The exhibition "Surviving, Witnessing, Telling" was officially opened at the exhibition space of the Centre Berthelot in Lyon, dedicated to the International Holocaust Remembrance Day and the 80th anniversary of the liberation of the Auschwitz-Birkenau camp. The event, organized with the support of CRIF (Representative Council of Jewish Institutions of France), the Christian-Jewish Association and the City of Lyon, brought together high-ranking representatives of institutions and artists whose works bear witness to the traumas of the past. Among the twelve selected authors, the works of Vladimir Veličković, Zoran Music i Zlatka Glamočak, whose works were selected with the help of the Ories gallery.
Remembering the victims and the trial that shook France
The exhibition is part of a wider programme that also includes the unveiling of the Lyon Holocaust Memorial, a reminder of the deportation of 16.000 Lyon citizens to Auschwitz. The city's tragic past is also symbolised by the figure Klaus Barbie, the "Butcher of Lyon", the Gestapo chief directly responsible for the torture and death of over 6.000 people, including a hero of the French Resistance Jeanne MulanIt is interesting to note that Jean Moulin's secretary was Daniel Cordier, later a gallerist who introduced the world of great art Dado Đurić.

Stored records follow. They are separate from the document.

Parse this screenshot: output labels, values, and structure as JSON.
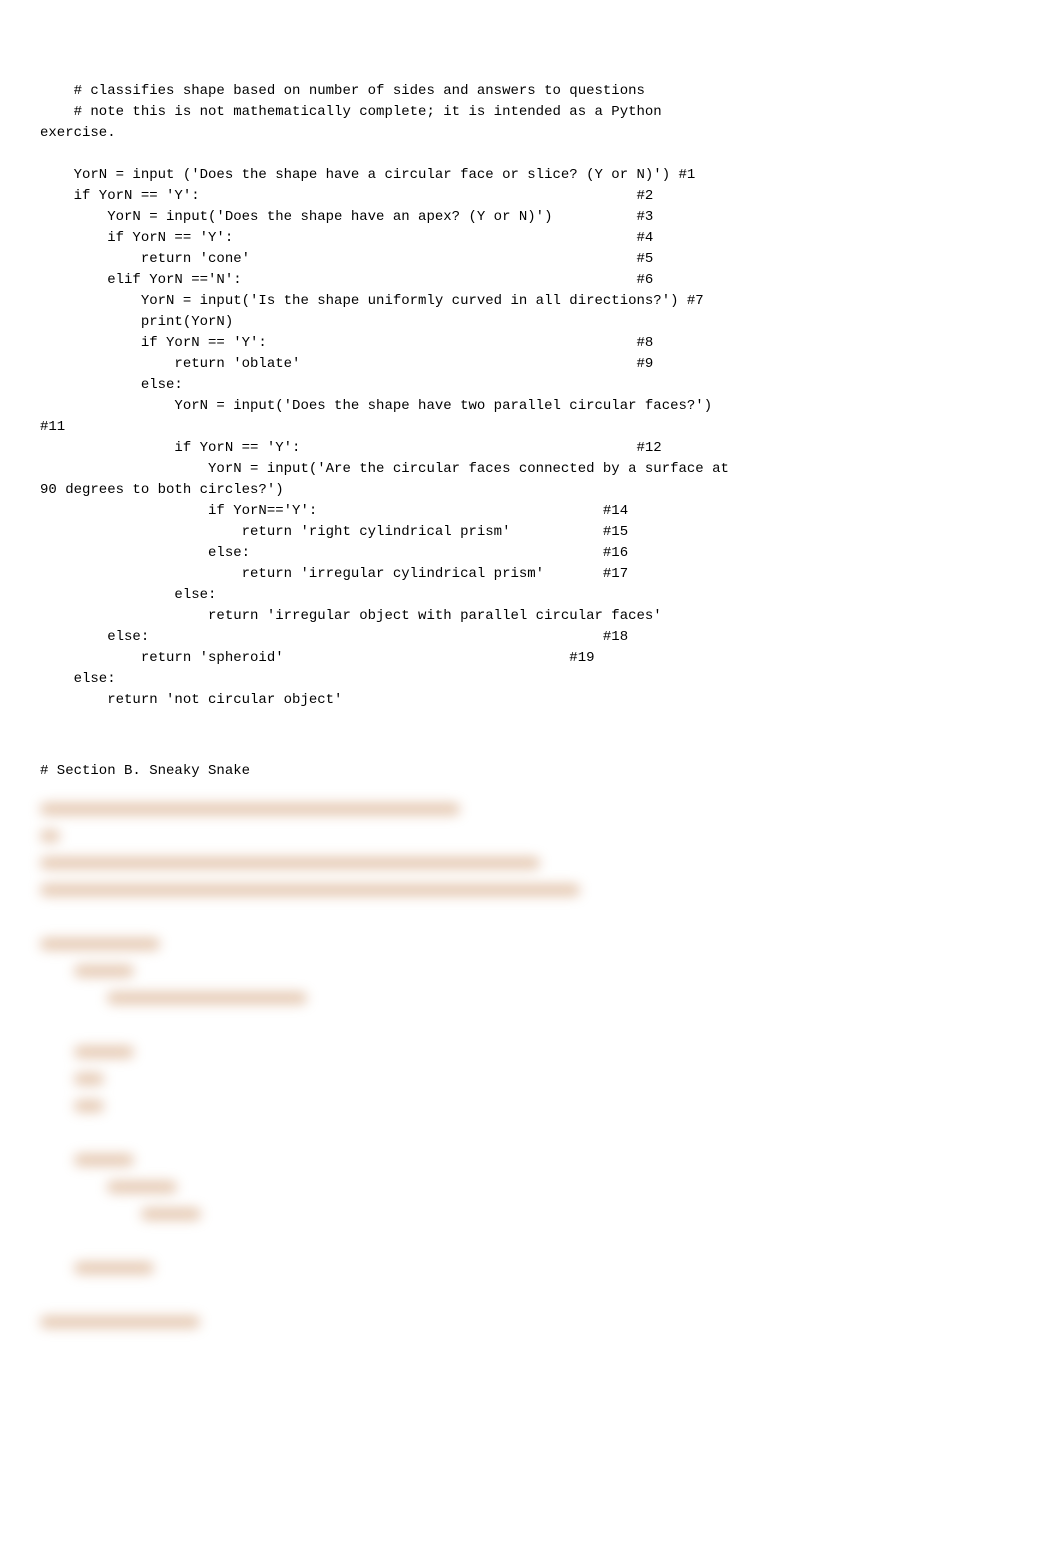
{
  "code": {
    "comment1": "    # classifies shape based on number of sides and answers to questions",
    "comment2": "    # note this is not mathematically complete; it is intended as a Python",
    "comment2b": "exercise.",
    "l1": "    YorN = input ('Does the shape have a circular face or slice? (Y or N)') #1",
    "l2": "    if YorN == 'Y':                                                    #2",
    "l3": "        YorN = input('Does the shape have an apex? (Y or N)')          #3",
    "l4": "        if YorN == 'Y':                                                #4",
    "l5": "            return 'cone'                                              #5",
    "l6": "        elif YorN =='N':                                               #6",
    "l7": "            YorN = input('Is the shape uniformly curved in all directions?') #7",
    "l7b": "            print(YorN)",
    "l8": "            if YorN == 'Y':                                            #8",
    "l9": "                return 'oblate'                                        #9",
    "l10": "            else:",
    "l11": "                YorN = input('Does the shape have two parallel circular faces?')",
    "l11b": "#11",
    "l12": "                if YorN == 'Y':                                        #12",
    "l13": "                    YorN = input('Are the circular faces connected by a surface at",
    "l13b": "90 degrees to both circles?')",
    "l14": "                    if YorN=='Y':                                  #14",
    "l15": "                        return 'right cylindrical prism'           #15",
    "l16": "                    else:                                          #16",
    "l17": "                        return 'irregular cylindrical prism'       #17",
    "l18": "                else:",
    "l19": "                    return 'irregular object with parallel circular faces'",
    "l20": "        else:                                                      #18",
    "l21": "            return 'spheroid'                                  #19",
    "l22": "    else:",
    "l23": "        return 'not circular object'"
  },
  "section_b": "# Section B. Sneaky Snake"
}
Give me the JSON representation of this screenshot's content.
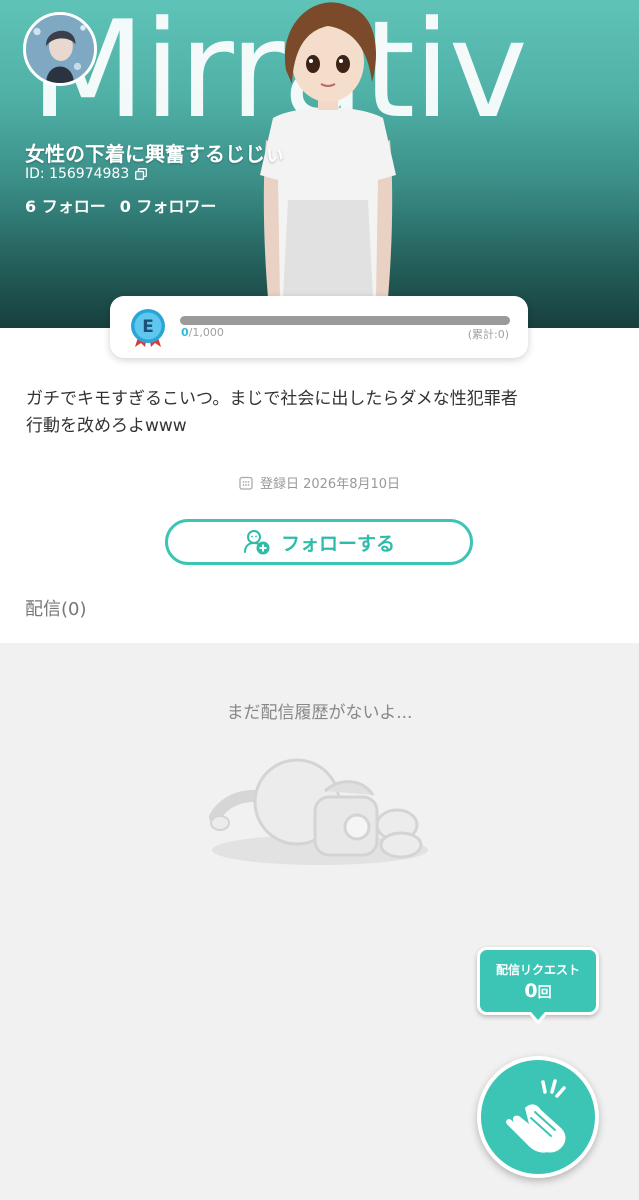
{
  "header": {
    "brand_logo_text": "Mirrativ",
    "profile_name": "女性の下着に興奮するじじぃ",
    "user_id": "ID: 156974983",
    "following": "6 フォロー",
    "followers": "0 フォロワー"
  },
  "level": {
    "badge_letter": "E",
    "current": "0",
    "target": "/1,000",
    "total": "(累計:0)",
    "progress_fraction": 0
  },
  "profile": {
    "bio": "ガチでキモすぎるこいつ。まじで社会に出したらダメな性犯罪者\n行動を改めろよwww",
    "registration": "登録日 2026年8月10日",
    "follow_button": "フォローする",
    "stream_count": "配信(0)"
  },
  "empty_state": {
    "message": "まだ配信履歴がないよ..."
  },
  "request": {
    "label": "配信リクエスト",
    "count": "0",
    "unit": "回"
  },
  "colors": {
    "accent": "#3cc5b4",
    "header_top": "#5fc3b8",
    "header_bottom": "#173f3d"
  },
  "icons": [
    "copy-icon",
    "level-badge-icon",
    "calendar-icon",
    "follow-user-icon",
    "clap-icon"
  ]
}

Barbi, sentenced to death in absentia in 1953, evaded justice for a long time under the protection of American intelligence services and the Bolivian dictatorial regime, and in 1987 was sentenced to life imprisonment - the first case in France after the abolition of the death penalty.
His trial became a media spectacle: 106 witnesses, 116 prosecutorial organizations, and 900 journalists followed the showdown with the past. Two legal giants clashed in court: Jacques Verges, the "devil's advocate" who defended Barbie, and Rolan Dima, future Minister of Foreign Affairs and President of the Constitutional Court of France, also known as the lawyer of the Marković family in the Marković-Delon trial, who represented the victims. The trial confirmed that the crimes did not have a statute of limitations, and the US later apologized for helping Barbie escape through the "rat channels".
Art as a voice that survives
The works in the exhibition carry a strong symbolic message. Vladimir Velickovic, a French academic born in Serbia, is presented with drawings that explore themes of suffering. Zoran Music exhibits works from the cycle "We are not the last", created in Auschwitz, while Zlatko Glamocak gives physical form to resistance against violence with his relief "Contra fatum".
"This is recognition of my 40 years of work on the subject of victimhood and crime. Through the universal language of art, we bear witness to what one person can do to another," Glamočak emphasized.
The city, which survived the terror of Barbie's Gestapo, is trying through this exhibition to preserve the memory of the victims and remind them that justice is possible even after decades. As he wrote Richard Zelmati, president of CRIF, in the preface to the catalog: "Memory is not an archive, but a bridge between the past and the future."
The exhibition "Survive, Witness, Tell" is open to the public until March 15, carrying the message that art, like history, has the power to uncover the truth and build bridges of tolerance.